NOTE: I originally used an odd display sequence at this point, in an effort to convincingly convey the face-up and face-down condition. I now use the well-known and clever Daryl Martinez "Puerto Rican" Cutting Display (Secrets of a "Puerto Rican Gambler," 1980, page 61). This display is not essential to the routine but it is a strong convincer. If you know it, use it.

The condition of the deck at this point, from the top down, is the face-down selection-all the face-up red cards-all the face-down black cards. Break the deck above the face-down black stock and cut this block to the right. Openly reverse these black cards And begin a second Zarrow Shuffle by releasing about five cards from the left-hand packet before completing a light interweave of the cards of both packets. Hold back the top card, the selection, on the left, so it falls last. Zarrow the right hand's packet into the left's, under the single cover card, and form a break below the black cards.

With an Undercut or a Double Cut, bring the red cards to the top and form a break above the face-down card, the selection, that is just below the red stock.

Load the hidden coin into this break, using the technique taught in Method 1, Step 8 (page 300).

NOTE: If you prefer the simultaneous revelation of the coin and face-up selection, you must form the break made in Step 6 below the selection.

Then, as the coin is loaded, push a bit harder, driving the coin deeper into the deck. You can now rotate the deck face down. This allows the double-impact finish and a further alteration in the multi-climax sequence, which I'll discuss shortly.

Conclude by revealing the coin, turning up the selection, then displaying the righting of the deck (Method 1, Steps 9-12). However, before you spread the packets say, "I thought it would look nicer if I put the selection right in the middle of the deck, so I did. You may wonder how I know that this is the exact center of the deck. It's simple—all the black cards are on this side and all the red cards are on this side." Obviously the line should be timed to the appropriate actions.
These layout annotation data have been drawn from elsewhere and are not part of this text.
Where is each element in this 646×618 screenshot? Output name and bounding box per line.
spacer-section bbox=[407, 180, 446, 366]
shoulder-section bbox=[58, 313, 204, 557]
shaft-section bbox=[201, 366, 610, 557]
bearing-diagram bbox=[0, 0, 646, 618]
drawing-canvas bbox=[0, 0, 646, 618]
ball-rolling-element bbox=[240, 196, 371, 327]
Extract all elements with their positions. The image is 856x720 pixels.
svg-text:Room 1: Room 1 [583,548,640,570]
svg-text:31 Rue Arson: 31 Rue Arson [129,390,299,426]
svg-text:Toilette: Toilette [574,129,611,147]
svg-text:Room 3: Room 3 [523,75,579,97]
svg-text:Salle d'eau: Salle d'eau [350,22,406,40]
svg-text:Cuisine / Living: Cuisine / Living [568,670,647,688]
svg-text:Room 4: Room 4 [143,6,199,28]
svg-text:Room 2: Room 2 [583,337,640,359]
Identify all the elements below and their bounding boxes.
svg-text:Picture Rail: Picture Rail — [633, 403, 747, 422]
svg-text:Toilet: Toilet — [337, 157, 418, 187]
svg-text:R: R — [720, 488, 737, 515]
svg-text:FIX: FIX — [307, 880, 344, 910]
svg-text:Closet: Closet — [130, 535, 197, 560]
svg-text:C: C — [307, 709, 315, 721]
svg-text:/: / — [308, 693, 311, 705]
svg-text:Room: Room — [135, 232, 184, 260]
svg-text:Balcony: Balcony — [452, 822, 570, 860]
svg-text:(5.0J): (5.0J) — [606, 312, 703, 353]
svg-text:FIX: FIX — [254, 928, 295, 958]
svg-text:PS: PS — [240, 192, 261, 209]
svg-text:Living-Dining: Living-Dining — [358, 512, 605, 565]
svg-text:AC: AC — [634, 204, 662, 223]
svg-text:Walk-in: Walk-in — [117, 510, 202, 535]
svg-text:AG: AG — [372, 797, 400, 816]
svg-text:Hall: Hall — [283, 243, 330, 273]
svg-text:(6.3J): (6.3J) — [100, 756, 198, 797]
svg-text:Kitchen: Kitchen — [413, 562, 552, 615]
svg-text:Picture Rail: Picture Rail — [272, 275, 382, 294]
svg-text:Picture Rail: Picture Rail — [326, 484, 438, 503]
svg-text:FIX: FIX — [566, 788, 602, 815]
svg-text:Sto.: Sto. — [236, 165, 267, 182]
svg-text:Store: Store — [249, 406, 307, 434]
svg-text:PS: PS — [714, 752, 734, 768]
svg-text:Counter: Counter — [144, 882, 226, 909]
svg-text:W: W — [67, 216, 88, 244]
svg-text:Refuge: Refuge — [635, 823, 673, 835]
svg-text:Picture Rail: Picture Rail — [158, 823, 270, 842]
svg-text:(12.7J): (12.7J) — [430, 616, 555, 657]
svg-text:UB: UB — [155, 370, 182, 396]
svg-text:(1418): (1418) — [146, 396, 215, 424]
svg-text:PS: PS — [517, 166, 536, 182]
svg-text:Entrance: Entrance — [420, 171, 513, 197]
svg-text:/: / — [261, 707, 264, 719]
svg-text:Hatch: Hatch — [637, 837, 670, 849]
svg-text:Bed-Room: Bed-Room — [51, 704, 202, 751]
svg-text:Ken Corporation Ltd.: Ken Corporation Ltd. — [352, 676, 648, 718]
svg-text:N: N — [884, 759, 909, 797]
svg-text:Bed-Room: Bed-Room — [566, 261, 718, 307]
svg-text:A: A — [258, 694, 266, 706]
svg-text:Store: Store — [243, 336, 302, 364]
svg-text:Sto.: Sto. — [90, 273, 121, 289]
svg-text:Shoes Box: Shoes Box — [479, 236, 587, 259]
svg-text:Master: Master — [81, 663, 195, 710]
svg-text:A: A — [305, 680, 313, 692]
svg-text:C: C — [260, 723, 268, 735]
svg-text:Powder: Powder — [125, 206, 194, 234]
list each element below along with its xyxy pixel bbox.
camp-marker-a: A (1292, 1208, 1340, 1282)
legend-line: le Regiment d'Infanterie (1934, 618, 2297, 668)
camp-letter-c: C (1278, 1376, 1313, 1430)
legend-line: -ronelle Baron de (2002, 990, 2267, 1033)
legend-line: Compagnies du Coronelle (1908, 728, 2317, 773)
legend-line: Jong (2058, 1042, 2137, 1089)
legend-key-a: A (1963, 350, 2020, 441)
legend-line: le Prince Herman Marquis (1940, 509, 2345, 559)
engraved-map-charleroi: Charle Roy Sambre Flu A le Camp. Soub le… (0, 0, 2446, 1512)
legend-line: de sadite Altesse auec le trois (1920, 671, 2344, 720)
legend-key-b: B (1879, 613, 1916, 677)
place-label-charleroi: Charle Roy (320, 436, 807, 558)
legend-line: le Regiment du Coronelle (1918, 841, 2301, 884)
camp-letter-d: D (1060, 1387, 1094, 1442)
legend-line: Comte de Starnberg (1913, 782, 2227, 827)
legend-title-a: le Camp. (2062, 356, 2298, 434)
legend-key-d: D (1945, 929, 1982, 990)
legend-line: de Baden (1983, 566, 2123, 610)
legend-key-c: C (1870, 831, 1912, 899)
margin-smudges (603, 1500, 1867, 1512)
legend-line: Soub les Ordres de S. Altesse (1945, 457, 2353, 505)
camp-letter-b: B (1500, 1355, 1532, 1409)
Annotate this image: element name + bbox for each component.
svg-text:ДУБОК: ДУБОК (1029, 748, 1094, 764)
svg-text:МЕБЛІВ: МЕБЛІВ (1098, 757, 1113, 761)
NOTES: If you turn the deck face down, as suggested in the Note following Step 7, you will be able to delay revealing the final color segregation. First, reveal the coin and the face-up selection; then ribbon spread the two packets to display the righting of the face-up and face-down cards; finally, perform simultaneous Ribbon Turnovers or pick up the spreads and respread them face up to expose the color segregation. I generally use the sequence described in the text but I have used this alternate sequence as well. I believe performance conditions dictate which will play best. Only experience will teach you the proper circumstances in which each ending should be used.

It has been suggested that the appearance of the coin is something of a non sequitur in this routine. I don't believe this is any more true than many other surprise productions. Nevertheless, one could, using two coins, introduce one coin, vanish it, then cause it to reappear in the deck. It might even be possible to perform Method 3 without a duplicate coin. I will leave such explorations to those who are troubled by the unforeshadowed appearance of the coin.